On jobs: "Turning to the labour market, members noted that the unemployment rate had continued to edge higher in recent months, to 5.8 per cent in December, and that the participation rate had dipped further and had declined noticeably since mid 2013. Members were informed that the ageing of the population accounted for around half of the decline in the participation rate over the past few years. There had been little growth in employment over the past year or so and average hours worked had also declined over recent months, after a period earlier in 2013 when hours worked had been growing more rapidly than employment. Forward-looking indicators of labour demand, such as vacancies and job advertisements, had shown signs of stabilising in recent months, but remained at low levels and were consistent with only moderate growth of employment in the months ahead."
On indicators: "Data released since the previous Board meeting suggested that the domestic economy had continued to grow at a below-trend pace over the second half of 2013, although a range of indicators were more positive for economic activity around the turn of the year."
On the Aussie: "Members noted the 3 per cent depreciation of the Australian dollar on a trade-weighted basis over the past two months. The currency was 15 per cent below its most recent peak in early April 2013 and around the levels of mid 2010."
Considerations for Monetary Policy: "There were further signs that the expansionary setting of monetary policy was having the expected effects, with more timely indicators having been more positive for consumption, dwelling investment, business conditions and exports. Although inflation in the December quarter had been higher than expected, there were several possible explanations. The Board noted that it was likely the inflation reading contained some noise as well as some signal about inflationary pressures, but also presented something of a puzzle in interpreting the mix of activity and price data. Also, the further depreciation of the exchange rate since the December meeting was expected to add to inflation for a time, although the outlook for slightly slower wage growth was expected to help keep domestic cost pressures contained over the medium term."

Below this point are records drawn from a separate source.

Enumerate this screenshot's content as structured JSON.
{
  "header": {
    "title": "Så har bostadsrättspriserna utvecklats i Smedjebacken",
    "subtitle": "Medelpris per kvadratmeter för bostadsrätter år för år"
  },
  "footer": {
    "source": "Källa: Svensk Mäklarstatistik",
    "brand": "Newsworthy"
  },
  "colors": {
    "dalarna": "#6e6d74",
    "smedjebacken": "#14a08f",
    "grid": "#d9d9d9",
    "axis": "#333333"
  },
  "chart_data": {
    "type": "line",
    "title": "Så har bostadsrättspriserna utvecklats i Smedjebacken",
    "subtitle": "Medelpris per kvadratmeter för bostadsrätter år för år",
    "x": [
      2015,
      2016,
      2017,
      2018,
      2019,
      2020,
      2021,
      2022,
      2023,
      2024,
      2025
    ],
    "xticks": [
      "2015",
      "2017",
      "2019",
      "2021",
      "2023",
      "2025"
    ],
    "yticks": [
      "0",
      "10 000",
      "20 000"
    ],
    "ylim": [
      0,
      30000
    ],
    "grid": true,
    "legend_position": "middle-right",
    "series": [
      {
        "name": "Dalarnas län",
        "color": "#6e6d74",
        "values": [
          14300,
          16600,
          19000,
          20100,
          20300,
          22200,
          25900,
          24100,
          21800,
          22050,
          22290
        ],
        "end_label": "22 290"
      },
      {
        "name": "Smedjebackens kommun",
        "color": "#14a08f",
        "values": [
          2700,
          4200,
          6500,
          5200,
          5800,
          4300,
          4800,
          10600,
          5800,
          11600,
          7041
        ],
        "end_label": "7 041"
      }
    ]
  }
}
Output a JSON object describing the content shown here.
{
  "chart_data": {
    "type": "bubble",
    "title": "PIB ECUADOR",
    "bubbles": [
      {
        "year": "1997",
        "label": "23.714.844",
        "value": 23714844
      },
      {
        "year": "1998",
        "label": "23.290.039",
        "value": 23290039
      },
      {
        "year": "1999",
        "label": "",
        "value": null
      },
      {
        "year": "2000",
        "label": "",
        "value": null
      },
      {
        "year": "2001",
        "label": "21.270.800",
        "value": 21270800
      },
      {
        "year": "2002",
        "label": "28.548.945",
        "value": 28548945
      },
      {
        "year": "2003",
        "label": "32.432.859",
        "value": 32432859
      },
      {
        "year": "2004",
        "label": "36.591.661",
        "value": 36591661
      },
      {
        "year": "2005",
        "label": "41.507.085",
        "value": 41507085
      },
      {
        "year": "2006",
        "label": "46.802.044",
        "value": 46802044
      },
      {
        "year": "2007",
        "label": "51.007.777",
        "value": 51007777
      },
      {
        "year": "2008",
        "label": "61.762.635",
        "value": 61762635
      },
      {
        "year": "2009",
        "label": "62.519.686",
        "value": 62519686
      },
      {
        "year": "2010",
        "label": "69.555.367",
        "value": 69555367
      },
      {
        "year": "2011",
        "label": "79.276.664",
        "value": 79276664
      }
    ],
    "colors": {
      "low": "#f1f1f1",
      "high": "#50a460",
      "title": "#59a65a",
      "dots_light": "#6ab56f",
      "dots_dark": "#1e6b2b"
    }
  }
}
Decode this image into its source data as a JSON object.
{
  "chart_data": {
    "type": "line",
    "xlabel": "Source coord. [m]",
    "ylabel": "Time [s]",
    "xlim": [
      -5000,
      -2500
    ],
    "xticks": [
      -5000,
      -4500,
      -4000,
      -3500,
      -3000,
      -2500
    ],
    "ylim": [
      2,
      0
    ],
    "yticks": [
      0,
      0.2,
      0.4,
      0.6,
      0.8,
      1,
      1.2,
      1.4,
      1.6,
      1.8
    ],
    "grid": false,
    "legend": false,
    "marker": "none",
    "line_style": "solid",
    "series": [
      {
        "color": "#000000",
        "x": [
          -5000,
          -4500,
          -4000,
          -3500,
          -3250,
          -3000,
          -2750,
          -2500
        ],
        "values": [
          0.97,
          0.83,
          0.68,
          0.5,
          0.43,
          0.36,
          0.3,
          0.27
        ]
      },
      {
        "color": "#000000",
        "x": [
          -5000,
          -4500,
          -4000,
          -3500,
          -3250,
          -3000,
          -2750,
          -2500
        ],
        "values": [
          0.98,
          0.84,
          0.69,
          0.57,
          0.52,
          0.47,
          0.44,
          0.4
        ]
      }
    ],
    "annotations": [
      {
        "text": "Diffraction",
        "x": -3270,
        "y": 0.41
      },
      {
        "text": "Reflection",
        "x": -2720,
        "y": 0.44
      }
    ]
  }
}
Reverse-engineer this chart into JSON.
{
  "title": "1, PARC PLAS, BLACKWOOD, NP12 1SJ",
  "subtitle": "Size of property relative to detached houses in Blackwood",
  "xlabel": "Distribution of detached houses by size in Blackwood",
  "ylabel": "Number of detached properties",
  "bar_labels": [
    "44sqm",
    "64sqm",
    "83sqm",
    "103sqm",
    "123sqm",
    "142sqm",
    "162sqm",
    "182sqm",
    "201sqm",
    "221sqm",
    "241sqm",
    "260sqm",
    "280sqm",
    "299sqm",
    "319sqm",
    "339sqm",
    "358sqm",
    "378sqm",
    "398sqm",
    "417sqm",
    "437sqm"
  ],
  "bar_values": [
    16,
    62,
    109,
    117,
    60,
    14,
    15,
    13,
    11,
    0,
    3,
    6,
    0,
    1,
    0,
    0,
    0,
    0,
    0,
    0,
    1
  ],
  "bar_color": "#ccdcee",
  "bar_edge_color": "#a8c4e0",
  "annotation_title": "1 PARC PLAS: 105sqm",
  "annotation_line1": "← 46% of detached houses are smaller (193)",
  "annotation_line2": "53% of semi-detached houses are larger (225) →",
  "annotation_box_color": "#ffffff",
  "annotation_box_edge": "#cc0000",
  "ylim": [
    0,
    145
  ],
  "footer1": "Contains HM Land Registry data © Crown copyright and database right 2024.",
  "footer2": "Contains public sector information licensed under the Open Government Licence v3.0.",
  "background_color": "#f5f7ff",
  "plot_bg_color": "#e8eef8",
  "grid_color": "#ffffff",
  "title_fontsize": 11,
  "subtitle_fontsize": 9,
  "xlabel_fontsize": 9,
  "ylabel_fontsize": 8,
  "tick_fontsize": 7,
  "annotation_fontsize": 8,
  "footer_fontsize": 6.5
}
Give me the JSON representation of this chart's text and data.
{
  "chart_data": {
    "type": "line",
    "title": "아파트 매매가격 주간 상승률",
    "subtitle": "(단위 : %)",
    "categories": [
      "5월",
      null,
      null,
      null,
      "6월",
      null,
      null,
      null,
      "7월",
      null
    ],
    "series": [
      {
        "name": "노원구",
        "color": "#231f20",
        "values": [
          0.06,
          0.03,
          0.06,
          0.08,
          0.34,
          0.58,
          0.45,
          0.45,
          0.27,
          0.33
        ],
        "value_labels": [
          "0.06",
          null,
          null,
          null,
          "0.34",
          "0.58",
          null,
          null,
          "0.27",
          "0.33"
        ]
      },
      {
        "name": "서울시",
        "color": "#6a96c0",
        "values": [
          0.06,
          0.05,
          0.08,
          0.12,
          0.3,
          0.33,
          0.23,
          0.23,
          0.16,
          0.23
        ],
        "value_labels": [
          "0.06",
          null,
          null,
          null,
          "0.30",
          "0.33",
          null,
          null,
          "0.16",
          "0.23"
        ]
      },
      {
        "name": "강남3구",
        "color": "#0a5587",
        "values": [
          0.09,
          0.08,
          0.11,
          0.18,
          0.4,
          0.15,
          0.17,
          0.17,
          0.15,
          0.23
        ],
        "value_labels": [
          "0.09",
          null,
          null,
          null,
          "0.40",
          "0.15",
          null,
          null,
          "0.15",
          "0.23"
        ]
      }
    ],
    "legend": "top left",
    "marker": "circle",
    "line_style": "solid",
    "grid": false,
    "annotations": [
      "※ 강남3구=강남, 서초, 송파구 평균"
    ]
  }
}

"At recent meetings, the Board had judged that, given the substantial degree of monetary policy stimulus already in place, it was prudent to keep policy unchanged while assessing the continuing impact of that stimulus. There had been further signs in recent months that policy was having its intended effects. The exchange rate had also depreciated further since the December meeting. If sustained, a lower exchange rate would be expansionary for economic activity and assist in achieving balanced growth of the economy."
"In light of this, the Board's judgement was once again that it would be prudent to keep interest rates unchanged. The Board would continue to examine the data over the period ahead to assess whether monetary policy remained appropriate, with members noting that, if the economy evolved broadly as expected, the most prudent course would likely be a period of stability in interest rates."